Many companies continuosly get stuck trying to fulfill PO’s based on the large size or cost of the order. Companies usually don’t have the capital to fulfill these large customer orders that are on 30 to 180 day terms. This is why it is important to receive Purchase Order Financing to gain larger nationwide sales and product growth finance for new orders.
Right now, in the supply chain market, a merchant places a purchase order to the vendor. The vendor then produces the goods, and ships to the merchant often on net terms, not cash! Then the vendor has to wait for the merchant to pay for the goods after 30 to 180 days. If the merchant has a second order, and a third order, and so on, this can add up quickly! And, If the vendor has multiple merchants, all placing these types of purchase orders. This is a recipe for disaster. How can a vendor continue to sustain this supply chain, without going out of business? The real answer is, they can’t, because the vendor has no more money available to run their business, and has now completely run out of cash.
Most financial firms will want to make sure a company has a good credit score, provide proof of income, low debt-to-income ratio, and possibly a cosigner. Lenders will typically check your credit score to see how creditworthy you are. A higher credit score can make it easier to get approved for most financing. Lenders usually prefer to see a low debt-to-income ratio because it means you have more disposable income to put towards repaying your loan. However, companies should know that there are other options for vendor financing.
With some companies, credit is not a huge issue, some companies just need these financial documents from a vendor:
a) Current Purchase Orders
b) Following Financial Documents
- 2021 financial statements
- 2021 monthly Sales & COGs by SKUs
- 2022 YTD draft Financials (QB export works too)

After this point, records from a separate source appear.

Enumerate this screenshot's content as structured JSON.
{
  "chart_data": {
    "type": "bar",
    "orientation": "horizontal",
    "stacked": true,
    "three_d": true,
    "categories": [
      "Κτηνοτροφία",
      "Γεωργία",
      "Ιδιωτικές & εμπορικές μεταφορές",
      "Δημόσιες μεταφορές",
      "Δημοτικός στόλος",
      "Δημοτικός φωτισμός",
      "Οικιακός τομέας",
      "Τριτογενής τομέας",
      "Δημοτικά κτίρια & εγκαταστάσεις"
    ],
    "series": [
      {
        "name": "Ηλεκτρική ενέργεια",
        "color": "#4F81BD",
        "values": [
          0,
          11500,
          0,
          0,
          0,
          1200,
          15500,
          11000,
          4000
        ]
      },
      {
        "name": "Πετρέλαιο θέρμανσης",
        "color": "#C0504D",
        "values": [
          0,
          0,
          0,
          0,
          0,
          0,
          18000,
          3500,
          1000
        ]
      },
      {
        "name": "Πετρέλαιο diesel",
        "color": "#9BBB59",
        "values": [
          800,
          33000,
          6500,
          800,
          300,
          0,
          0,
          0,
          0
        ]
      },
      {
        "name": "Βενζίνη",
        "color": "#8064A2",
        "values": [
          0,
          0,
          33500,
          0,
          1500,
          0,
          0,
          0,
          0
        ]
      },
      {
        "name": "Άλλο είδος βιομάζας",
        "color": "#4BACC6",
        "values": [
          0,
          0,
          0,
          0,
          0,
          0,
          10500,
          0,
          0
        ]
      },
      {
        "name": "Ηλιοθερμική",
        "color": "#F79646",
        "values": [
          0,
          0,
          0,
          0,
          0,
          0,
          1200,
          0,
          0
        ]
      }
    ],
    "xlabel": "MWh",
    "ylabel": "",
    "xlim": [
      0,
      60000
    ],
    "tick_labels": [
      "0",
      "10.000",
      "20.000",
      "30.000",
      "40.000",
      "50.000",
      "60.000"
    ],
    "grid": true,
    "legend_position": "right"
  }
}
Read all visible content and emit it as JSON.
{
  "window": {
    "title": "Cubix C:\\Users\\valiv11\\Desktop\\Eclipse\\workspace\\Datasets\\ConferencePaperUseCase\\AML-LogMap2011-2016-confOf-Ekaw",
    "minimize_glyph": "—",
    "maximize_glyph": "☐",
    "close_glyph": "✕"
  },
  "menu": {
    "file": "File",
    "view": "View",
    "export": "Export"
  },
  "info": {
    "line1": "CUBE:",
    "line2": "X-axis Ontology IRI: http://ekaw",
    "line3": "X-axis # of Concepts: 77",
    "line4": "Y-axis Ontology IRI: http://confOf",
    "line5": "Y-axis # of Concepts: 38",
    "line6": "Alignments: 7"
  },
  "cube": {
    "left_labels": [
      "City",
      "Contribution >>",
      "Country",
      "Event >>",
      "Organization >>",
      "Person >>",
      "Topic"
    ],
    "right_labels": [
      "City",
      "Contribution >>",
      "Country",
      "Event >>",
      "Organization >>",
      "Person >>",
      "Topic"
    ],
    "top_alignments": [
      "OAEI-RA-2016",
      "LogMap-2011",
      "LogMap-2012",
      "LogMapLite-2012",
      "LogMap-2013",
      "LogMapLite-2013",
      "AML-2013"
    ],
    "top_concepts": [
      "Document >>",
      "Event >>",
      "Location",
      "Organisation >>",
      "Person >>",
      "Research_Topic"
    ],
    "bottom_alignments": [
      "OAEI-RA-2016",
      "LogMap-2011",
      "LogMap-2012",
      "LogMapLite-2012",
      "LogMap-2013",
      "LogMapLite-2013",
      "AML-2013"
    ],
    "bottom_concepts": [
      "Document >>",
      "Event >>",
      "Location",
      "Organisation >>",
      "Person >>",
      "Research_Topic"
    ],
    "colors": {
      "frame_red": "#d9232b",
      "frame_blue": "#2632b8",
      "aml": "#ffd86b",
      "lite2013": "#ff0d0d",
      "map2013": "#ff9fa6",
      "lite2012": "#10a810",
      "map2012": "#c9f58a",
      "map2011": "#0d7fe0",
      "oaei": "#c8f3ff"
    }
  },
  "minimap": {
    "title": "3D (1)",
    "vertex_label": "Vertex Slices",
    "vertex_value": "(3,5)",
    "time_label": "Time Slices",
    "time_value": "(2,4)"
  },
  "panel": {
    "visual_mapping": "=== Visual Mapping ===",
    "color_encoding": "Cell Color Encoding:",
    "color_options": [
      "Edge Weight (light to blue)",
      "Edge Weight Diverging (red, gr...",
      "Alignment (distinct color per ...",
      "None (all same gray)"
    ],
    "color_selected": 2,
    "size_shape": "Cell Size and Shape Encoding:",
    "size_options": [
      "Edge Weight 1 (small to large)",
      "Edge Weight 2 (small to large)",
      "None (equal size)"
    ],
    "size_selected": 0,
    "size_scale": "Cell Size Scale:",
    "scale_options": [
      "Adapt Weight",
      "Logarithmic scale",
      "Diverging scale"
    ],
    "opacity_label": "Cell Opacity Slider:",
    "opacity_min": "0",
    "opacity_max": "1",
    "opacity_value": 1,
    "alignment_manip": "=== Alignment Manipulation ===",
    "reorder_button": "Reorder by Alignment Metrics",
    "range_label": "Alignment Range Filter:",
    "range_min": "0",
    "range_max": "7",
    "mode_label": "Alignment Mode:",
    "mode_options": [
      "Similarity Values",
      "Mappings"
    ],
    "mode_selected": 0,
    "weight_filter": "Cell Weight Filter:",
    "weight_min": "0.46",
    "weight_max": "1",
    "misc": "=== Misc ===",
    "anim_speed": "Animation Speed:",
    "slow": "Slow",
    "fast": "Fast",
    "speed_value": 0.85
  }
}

- 2022 YTD Monthly Sales & COGs
- 2022 YTD Cash Flow Statement
- 4 most recent bank statements
What are the Example Terms of Vendor Financing?
Ideal PO Financing companies charges a Supply Cost Value as management fee and the price of the product quoted is usually DDP USA by Ocean or Air. (DDP = Delivered, Duty Paid.) A company might also charge a per month on the PO value of goods from date of PO to date of full repayment. PO Finance companies will need details of current indebtedness, current lenders, UCC liens and current out-standings. PO Companies will need to file a UCC-1 and work out intercreditor / subordination carve-outs on the inventory we finance.